Tin mine in Bustillos, Bolivia

Catavi is a tin mine in Bolivia, near the city of Llallagua in the province of Bustillos, Potosí Department. Along with the Siglo XX mine, it is part of a mining complex in the area.

Apart from the Catavi-Siglo XX mining complex, it refers also to a residential area, to a mill processing ore, and to an administrative office of the Corporación Minera de Bolivia (COMIBOL).

==History==
The tin mine was acquired in the 1900s by Simón Iturri Patiño, who was dubbed the "King of Tin." It was the site of continual labor strife, and many of its workers were active in the Union Federation of Bolivian Mine Workers (FSTMB). The mining camp kept the largely indigenous workforce in rigidly segregated conditions, away from the American managerial staff; housing, water supplies, shops, transport, entertainment, and bathrooms were all segregated. This division in daily life contributed to a climate of tension between Bolivian workers and foreign management.

During a labor dispute between miners and management in December 1942, the striking miners at Patiño's Catavi mine were massacred by government troops in the Catavi Massacre. The mine was nationalized following the "Bolivian National Revolution" of 1952, when the Revolutionary Nationalist Movement (MNR) and its allies overthrew the military junta. Catavi and other mines were placed under the control of a new state agency, the Corporación Minera de Bolivia (COMIBOL). The Catavi-Siglo XX complex became the largest component of COMIBOL, employing some 5,000 workers.

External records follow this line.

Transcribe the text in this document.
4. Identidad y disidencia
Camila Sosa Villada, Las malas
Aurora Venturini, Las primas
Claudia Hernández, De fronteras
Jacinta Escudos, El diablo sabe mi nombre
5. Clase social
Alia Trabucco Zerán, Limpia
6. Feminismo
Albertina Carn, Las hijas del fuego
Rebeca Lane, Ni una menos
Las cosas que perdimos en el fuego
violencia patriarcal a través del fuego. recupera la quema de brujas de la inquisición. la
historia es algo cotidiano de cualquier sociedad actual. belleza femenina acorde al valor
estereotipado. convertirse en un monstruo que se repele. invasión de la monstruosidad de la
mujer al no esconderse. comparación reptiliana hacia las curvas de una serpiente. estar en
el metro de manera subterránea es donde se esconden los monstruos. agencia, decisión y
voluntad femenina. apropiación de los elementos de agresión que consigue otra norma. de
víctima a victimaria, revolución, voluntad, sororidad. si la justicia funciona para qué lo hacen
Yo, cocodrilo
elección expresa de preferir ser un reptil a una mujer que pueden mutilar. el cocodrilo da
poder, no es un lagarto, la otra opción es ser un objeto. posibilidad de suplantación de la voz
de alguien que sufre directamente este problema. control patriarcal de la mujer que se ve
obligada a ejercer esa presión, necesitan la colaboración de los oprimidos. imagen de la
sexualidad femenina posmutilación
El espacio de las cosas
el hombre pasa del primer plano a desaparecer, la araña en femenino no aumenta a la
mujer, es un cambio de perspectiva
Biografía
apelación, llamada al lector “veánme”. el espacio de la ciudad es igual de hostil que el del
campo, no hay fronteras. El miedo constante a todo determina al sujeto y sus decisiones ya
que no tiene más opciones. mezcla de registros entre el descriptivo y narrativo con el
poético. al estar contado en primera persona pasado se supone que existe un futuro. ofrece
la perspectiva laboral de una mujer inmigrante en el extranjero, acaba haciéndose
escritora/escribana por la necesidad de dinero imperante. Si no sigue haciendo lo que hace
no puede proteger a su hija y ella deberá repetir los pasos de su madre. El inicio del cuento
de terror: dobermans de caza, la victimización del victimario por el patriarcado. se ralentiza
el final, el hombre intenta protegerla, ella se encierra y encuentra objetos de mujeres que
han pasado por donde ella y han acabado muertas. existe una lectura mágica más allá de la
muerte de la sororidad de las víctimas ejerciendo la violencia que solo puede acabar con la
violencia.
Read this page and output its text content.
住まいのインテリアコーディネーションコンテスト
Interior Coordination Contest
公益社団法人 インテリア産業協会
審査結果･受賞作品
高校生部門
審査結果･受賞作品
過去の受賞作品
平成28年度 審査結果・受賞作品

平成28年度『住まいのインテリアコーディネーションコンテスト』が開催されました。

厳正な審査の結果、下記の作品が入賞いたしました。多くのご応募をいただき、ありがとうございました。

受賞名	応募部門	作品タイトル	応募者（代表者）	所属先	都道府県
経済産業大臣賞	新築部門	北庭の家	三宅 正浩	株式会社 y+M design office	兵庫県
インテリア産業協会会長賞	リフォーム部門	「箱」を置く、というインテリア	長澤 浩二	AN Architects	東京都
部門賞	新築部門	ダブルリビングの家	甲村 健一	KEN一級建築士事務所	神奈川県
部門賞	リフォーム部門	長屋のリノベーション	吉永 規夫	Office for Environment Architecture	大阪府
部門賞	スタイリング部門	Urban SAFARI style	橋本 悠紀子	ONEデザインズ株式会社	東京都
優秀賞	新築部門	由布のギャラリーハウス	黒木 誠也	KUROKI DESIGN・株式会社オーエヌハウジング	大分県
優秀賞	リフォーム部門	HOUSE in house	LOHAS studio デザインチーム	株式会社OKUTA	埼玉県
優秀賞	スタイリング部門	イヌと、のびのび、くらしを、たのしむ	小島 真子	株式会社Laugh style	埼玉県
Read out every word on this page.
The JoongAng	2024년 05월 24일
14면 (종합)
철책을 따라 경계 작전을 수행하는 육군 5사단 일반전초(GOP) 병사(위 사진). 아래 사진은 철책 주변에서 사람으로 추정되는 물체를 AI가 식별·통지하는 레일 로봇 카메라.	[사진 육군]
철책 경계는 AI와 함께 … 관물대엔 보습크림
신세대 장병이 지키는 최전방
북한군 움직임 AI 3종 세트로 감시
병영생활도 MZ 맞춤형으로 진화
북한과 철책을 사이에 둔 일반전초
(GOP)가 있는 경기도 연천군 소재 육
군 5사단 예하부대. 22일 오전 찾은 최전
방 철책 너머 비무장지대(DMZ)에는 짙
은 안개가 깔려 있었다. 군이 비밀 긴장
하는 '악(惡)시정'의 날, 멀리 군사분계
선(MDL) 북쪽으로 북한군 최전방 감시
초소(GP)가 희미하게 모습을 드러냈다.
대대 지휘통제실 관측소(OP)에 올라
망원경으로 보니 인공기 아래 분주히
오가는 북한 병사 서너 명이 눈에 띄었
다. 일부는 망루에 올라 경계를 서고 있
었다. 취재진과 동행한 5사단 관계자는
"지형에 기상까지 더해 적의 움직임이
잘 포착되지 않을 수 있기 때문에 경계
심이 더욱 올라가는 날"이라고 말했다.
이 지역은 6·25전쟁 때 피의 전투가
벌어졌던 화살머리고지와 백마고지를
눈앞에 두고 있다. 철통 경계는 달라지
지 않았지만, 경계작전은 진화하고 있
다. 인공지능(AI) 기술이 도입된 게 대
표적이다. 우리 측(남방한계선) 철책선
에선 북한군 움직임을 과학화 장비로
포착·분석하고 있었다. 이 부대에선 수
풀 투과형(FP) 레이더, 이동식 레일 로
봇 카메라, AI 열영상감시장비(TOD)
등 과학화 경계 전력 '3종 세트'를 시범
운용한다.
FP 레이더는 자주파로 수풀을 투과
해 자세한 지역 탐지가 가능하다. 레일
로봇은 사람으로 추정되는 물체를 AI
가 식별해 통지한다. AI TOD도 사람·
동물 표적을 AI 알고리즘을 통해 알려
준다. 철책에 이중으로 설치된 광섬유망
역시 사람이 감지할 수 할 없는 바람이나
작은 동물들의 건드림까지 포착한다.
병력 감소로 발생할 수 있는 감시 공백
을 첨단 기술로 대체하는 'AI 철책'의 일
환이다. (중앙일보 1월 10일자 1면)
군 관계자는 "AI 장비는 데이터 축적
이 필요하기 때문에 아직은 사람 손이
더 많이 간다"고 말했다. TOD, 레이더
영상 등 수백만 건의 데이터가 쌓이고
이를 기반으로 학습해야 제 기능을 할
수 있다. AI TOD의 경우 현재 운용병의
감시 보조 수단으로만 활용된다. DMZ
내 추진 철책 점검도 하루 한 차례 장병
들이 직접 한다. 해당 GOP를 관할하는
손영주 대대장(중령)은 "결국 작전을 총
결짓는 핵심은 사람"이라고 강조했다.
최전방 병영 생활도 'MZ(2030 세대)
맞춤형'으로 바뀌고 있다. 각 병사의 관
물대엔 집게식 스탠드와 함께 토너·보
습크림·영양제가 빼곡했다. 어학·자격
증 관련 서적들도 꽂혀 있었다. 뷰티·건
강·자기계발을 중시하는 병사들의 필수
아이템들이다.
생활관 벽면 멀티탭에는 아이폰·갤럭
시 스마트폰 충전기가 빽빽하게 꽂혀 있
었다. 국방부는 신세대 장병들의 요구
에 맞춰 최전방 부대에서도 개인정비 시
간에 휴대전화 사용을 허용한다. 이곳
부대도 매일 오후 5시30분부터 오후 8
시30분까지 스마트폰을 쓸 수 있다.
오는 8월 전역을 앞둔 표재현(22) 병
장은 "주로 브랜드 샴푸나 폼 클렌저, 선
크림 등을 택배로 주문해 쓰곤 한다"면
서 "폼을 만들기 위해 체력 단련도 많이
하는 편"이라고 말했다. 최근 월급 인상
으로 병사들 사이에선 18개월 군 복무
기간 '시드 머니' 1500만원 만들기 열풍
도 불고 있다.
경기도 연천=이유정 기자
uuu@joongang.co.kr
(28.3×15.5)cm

On June 24, 1967, government troops under the orders of General René Barrientos and a new military junta marched on the mine and committed the largest massacre of workers in Bolivian history. The massacre occurred on St John the Baptist's Day, an indigenous winter solstice holiday, hence it became known as the San Juan Massacre.

Over the following decades, the tin deposits in the mine became exhausted. In 1987, as part of an economic restructuring deal with the IMF and World Bank, the government shut down production at Catavi.